Two types of persistent jobs:

  • Deferred jobs
    • Single static method call
    • Takes optional input value and injected services
    • Ability to retry
    • Wait between failures
    • Max parallelization per method
    • Schedule execution after certain timestamp
    • Atomic: Can be queued within database transaction
    • Ignores methods not defined in the source
    • Does not delete non-existing deferred methods
  • Cron jobs
    • Hourly, daily, minutely, and with custom function
    • Cron job works by creating deferred jobs on demand
    • All deferred jobs can be cron jobs
    • Can be dedfined in code and manually in database
    • Can be disabled from database
    • Source defined cron jobs are recreated on start
    • Ignores cron jobs not defined in the source
    • Does not delete non-existing cron jobs

How to define a job

  1. Partial class if you use source generators
  2. Single public static method for your work
  3. First parameter optionally named "input"
    • Input is serialized to the database
  4. Second, third, fourth etc. parameters are injected services
  5. Last parameter can be CancellationToken
  6. Decorate the method with [CreateDeferred] or with [Deferred]
public static Task SendEmail(
    string input, // Serialized to database, must be named "input"
    IEmailSender sender, // Injected service 1.
    DbContext context, // Injected service 2., ...
    CancellationToken cancellationToken = default
)
{
    // Your code...
    return Task.CompletedTask;
}

Usage with source generator attribute CreateDeferred

When decorated with [CreateDeferred] it generates a corresponding public static method with Deferred suffix:

public partial class Worker
{
    [CreateDeferred]
    public static Task SendEmail(
        string input,
        IEmailSender sender,
        CancellationToken cancellationToken = default
    )
    {
        // Your code...
        return Task.CompletedTask;
    }

    // Following method is generated by the source generator:
    public static Deferred SendEmailDeferred(
        string input,
        DbContext dbContext
    )
    {
        // Returns `Deferred` which allows to query is it ready?

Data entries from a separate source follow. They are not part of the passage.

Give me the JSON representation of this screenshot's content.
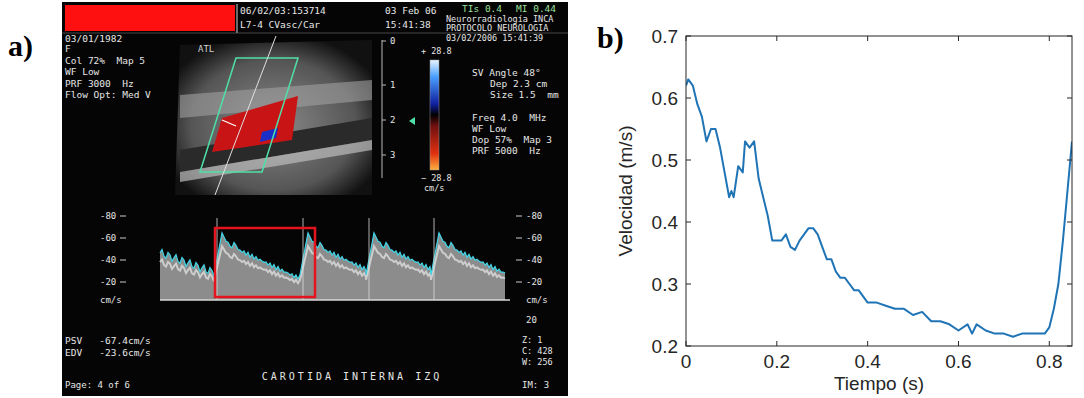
{
  "panel_labels": [
    "a)",
    "b)"
  ],
  "ultrasound": {
    "header": [
      "06/02/03:153714",
      "L7-4 CVasc/Car",
      "03 Feb 06",
      "15:41:38",
      "TIs 0.4",
      "MI 0.44",
      "Neurorradiología INCA",
      "PROTOCOLO NEUROLOGIA",
      "03/02/2006 15:41:39"
    ],
    "patient": [
      "03/01/1982",
      "F",
      "Col 72%  Map 5",
      "WF Low",
      "PRF 3000  Hz",
      "Flow Opt: Med V"
    ],
    "logo": "ATL",
    "depth_scale": [
      "0",
      "1",
      "2",
      "3"
    ],
    "color_bar": [
      "+ 28.8",
      "− 28.8",
      "cm/s"
    ],
    "doppler_settings": [
      "SV Angle 48°",
      "Dep 2.3 cm",
      "Size 1.5  mm",
      "Freq 4.0  MHz",
      "WF Low",
      "Dop 57%  Map 3",
      "PRF 5000  Hz"
    ],
    "spectrum_scale_left": [
      "-80",
      "-60",
      "-40",
      "-20",
      "cm/s"
    ],
    "spectrum_scale_right": [
      "-80",
      "-60",
      "-40",
      "-20",
      "cm/s",
      "20"
    ],
    "measurements": [
      "PSV   -67.4cm/s",
      "EDV   -23.6cm/s"
    ],
    "display": [
      "Z: 1",
      "C: 428",
      "W: 256"
    ],
    "vessel": "CAROTIDA INTERNA IZQ",
    "page": "Page: 4 of 6",
    "image_number": "IM: 3"
  },
  "chart_data": {
    "type": "line",
    "x_label": "Tiempo (s)",
    "y_label": "Velocidad (m/s)",
    "x": [
      0,
      0.005,
      0.015,
      0.025,
      0.035,
      0.045,
      0.055,
      0.065,
      0.075,
      0.085,
      0.095,
      0.1,
      0.105,
      0.115,
      0.125,
      0.13,
      0.14,
      0.15,
      0.16,
      0.17,
      0.18,
      0.19,
      0.2,
      0.21,
      0.22,
      0.23,
      0.24,
      0.25,
      0.26,
      0.27,
      0.28,
      0.29,
      0.3,
      0.31,
      0.32,
      0.33,
      0.34,
      0.35,
      0.36,
      0.37,
      0.38,
      0.39,
      0.4,
      0.42,
      0.44,
      0.46,
      0.48,
      0.5,
      0.52,
      0.54,
      0.56,
      0.58,
      0.6,
      0.62,
      0.63,
      0.64,
      0.66,
      0.68,
      0.7,
      0.72,
      0.74,
      0.76,
      0.78,
      0.79,
      0.8,
      0.81,
      0.82,
      0.83,
      0.84,
      0.85
    ],
    "values": [
      0.62,
      0.63,
      0.62,
      0.59,
      0.57,
      0.53,
      0.55,
      0.55,
      0.52,
      0.48,
      0.44,
      0.45,
      0.44,
      0.49,
      0.48,
      0.53,
      0.52,
      0.53,
      0.47,
      0.44,
      0.41,
      0.37,
      0.37,
      0.37,
      0.38,
      0.36,
      0.355,
      0.37,
      0.38,
      0.39,
      0.39,
      0.38,
      0.36,
      0.34,
      0.34,
      0.32,
      0.31,
      0.31,
      0.3,
      0.29,
      0.29,
      0.28,
      0.27,
      0.27,
      0.265,
      0.26,
      0.26,
      0.25,
      0.255,
      0.24,
      0.24,
      0.235,
      0.225,
      0.235,
      0.22,
      0.235,
      0.225,
      0.22,
      0.22,
      0.215,
      0.22,
      0.22,
      0.22,
      0.22,
      0.23,
      0.26,
      0.3,
      0.37,
      0.45,
      0.53
    ],
    "color": "#1f74b6",
    "xlim": [
      0,
      0.85
    ],
    "ylim": [
      0.2,
      0.7
    ],
    "xticks": [
      0,
      0.2,
      0.4,
      0.6,
      0.8
    ],
    "yticks": [
      0.2,
      0.3,
      0.4,
      0.5,
      0.6,
      0.7
    ],
    "grid": false
  }
}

What is the
        // output value? What are the exceptions? It does not allow to await
        // for the task to finish.
    }

}

Generated method stores the call to the database, in effect deferring it's execution until the DeferredQueue executes it.

It's notable that it omits the IEmailSender and other paramters in original method, because it replaces the function with a version which just stores the task in the database.

Usage with plain Deferred attribute

It's also rather easy to use deferred execution without the source generator. One only need to call DeferredQueue.Enqueue with public static method decorated with DeferredAttribute, e.g.

public class Worker
{
    [Deferred]
    public static Task SendEmail(
        string input,
        IEmailSender sender,
        CancellationToken cancellationToken = default
    )
    {
        // Your code...
        return Task.CompletedTask;
    }

    public static Deferred SendEmailDeferred(
        string input,
        DbContext dbContext
    )
    {
        DeferredQueue.Enqueue(dbContext, SendEmail, input);
    }

}

Notes

  • Stream success or exceptions from Deferred?
  • Channel for incoming Deferred tasks instead of polling?
  • The signatures are a bit odd as they work with given DbContext. This is intentional as the caller should handle transactions and saving the changes themselves. It means though that repositories are also odd, as they don't own the DbContext, but merely uses the given ones.